Catherine Coldstream
Wednesday 15th May
Topping & Company Booksellers of St Andrews, 7 Greyfriars Garden, St Andrews, Fife KY16 9HG
6.50pm
7.30pm
Catherine Coldstream on Cloistered
This spring, we look forward to hearing Catherine Coldstream's unique perspective of monastic life as she discusses Cloistered: My Years as a Nun. Coldstream's turbulent recollections reveal that human folly persists, even amongst the secluded devout.
In an evocative memoir, Catherine Coldstream describes life as a contemplative nun in the 1990s, and the dramatic events which led to her flight from the monastery on the brink of the Millennium.
After the shock of her father's death, and with her family scattered, twenty-four-year old Catherine was left grieving and alone. A search for meaning led her to Roman Catholicism and the nuns of Akenside Priory.
Cloistered takes us beyond the grille of an enclosed monastic world with its tight-knit community of dedicated women. We see Catherine, praying in the spareness of her simple cell, tilling the land or singing at Lauds, a novice who has found peace in an ancient way of life. But as she surrenders to her final vows, all is not as it seems behind the Priory's closed doors. Power struggles erupt, and the hothouse atmosphere turns to conflict - with far-reaching consequences for those within.
Catherine comes to realise that divine authority is mediated through flawed and all-too-human channels. She is faced with a dilemma: should she protect the serenity she has found, or speak out?
A love song to a lost community and an honest account of her twelve years in the Order, Cloistered is also a cautionary tale about what can happen when good people cut themselves off from the wider world.

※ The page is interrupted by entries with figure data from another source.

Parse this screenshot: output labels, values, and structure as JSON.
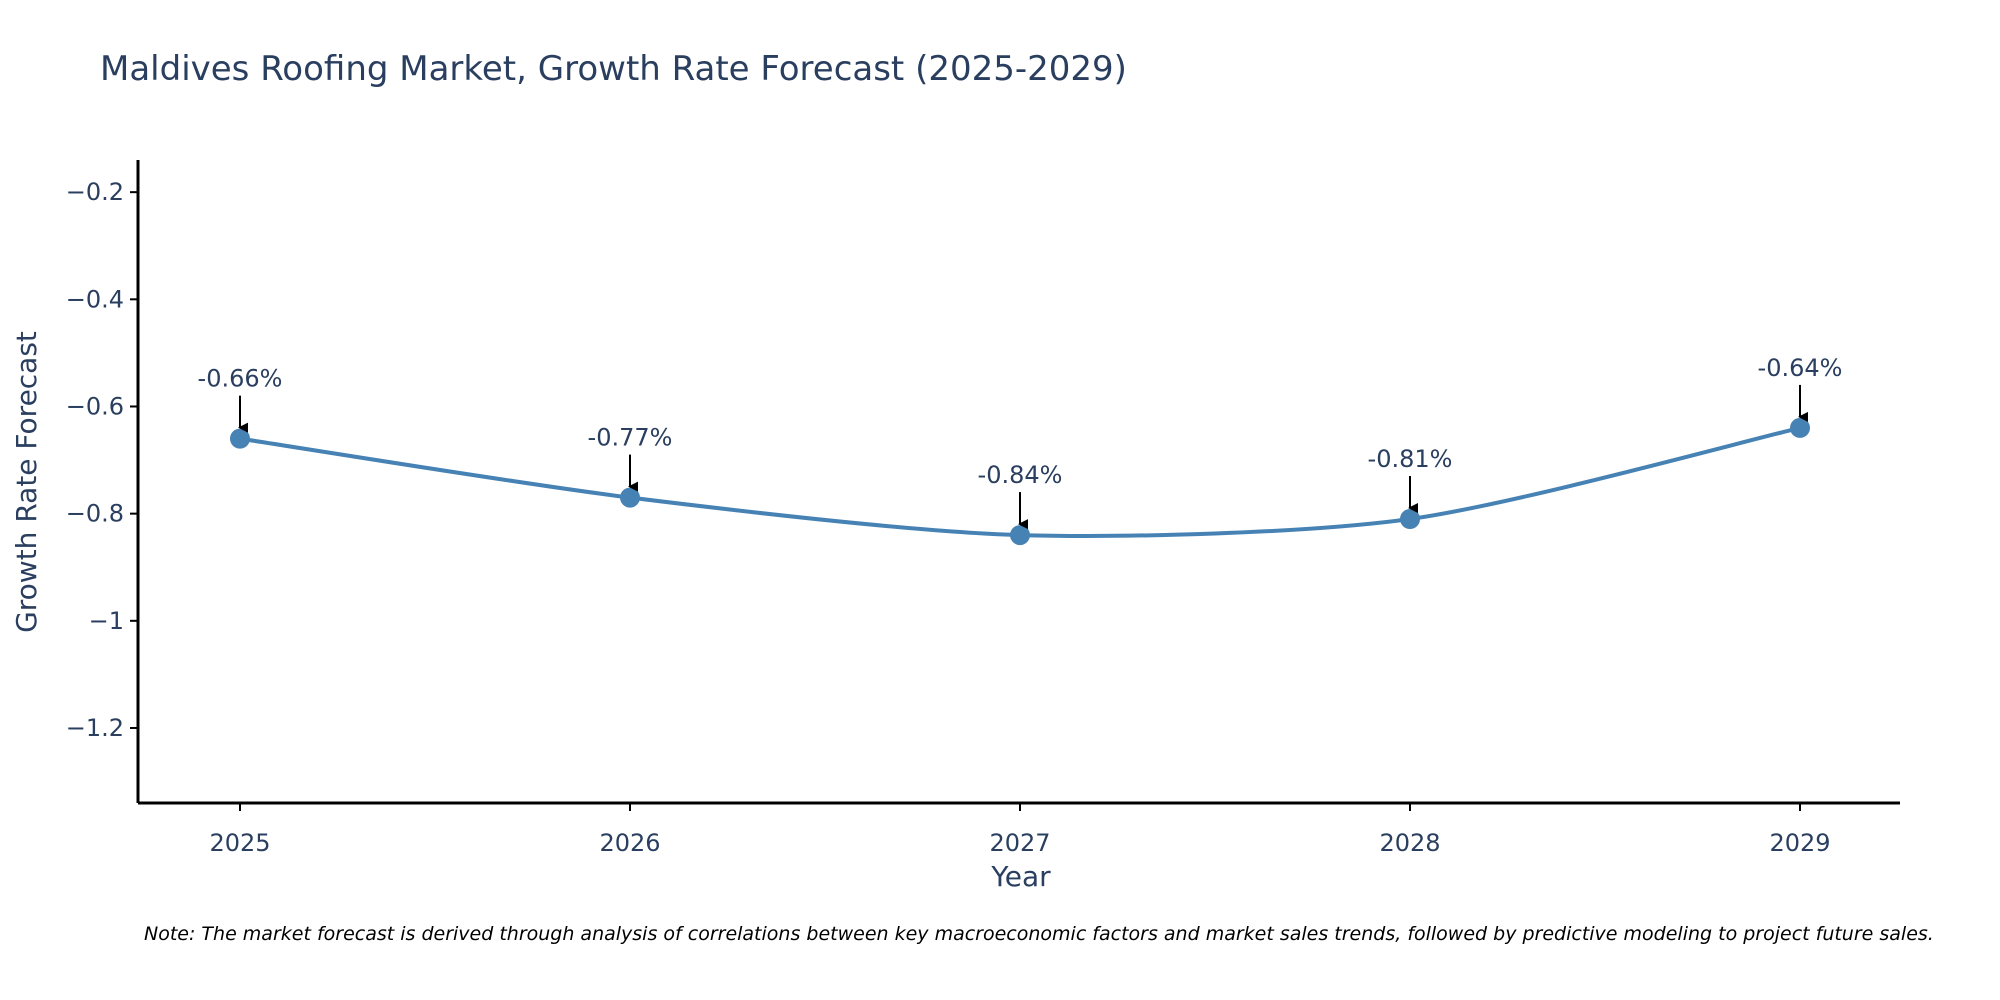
{
  "chart_data": {
    "type": "line",
    "title": "Maldives Roofing Market, Growth Rate Forecast (2025-2029)",
    "xlabel": "Year",
    "ylabel": "Growth Rate Forecast",
    "categories": [
      "2025",
      "2026",
      "2027",
      "2028",
      "2029"
    ],
    "values": [
      -0.66,
      -0.77,
      -0.84,
      -0.81,
      -0.64
    ],
    "data_labels": [
      "-0.66%",
      "-0.77%",
      "-0.84%",
      "-0.81%",
      "-0.64%"
    ],
    "ylim": [
      -1.34,
      -0.14
    ],
    "yticks": [
      -0.2,
      -0.4,
      -0.6,
      -0.8,
      -1,
      -1.2
    ],
    "ytick_labels": [
      "−0.2",
      "−0.4",
      "−0.6",
      "−0.8",
      "−1",
      "−1.2"
    ],
    "line_shape": "spline",
    "grid": false,
    "legend": "none",
    "line_color": "#4682b4",
    "annotation_arrow_color": "#000000"
  },
  "note": "Note: The market forecast is derived through analysis of correlations between key macroeconomic factors and market sales trends, followed by predictive modeling to project future sales."
}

Catherine Coldstream was born in London, and grew up loving music, words, and books. After converting to Roman Catholicism in her twenties, she spent twelve years in a Carmelite monastery where she lived the life of a silent contemplative nun. Since leaving her community she has studied at the Universities of Oxford, East Anglia, and London, and taught theology, philosophy, and ethics in schools. The effects of her years as a nun have never left her and continue to inspire and inform her writing.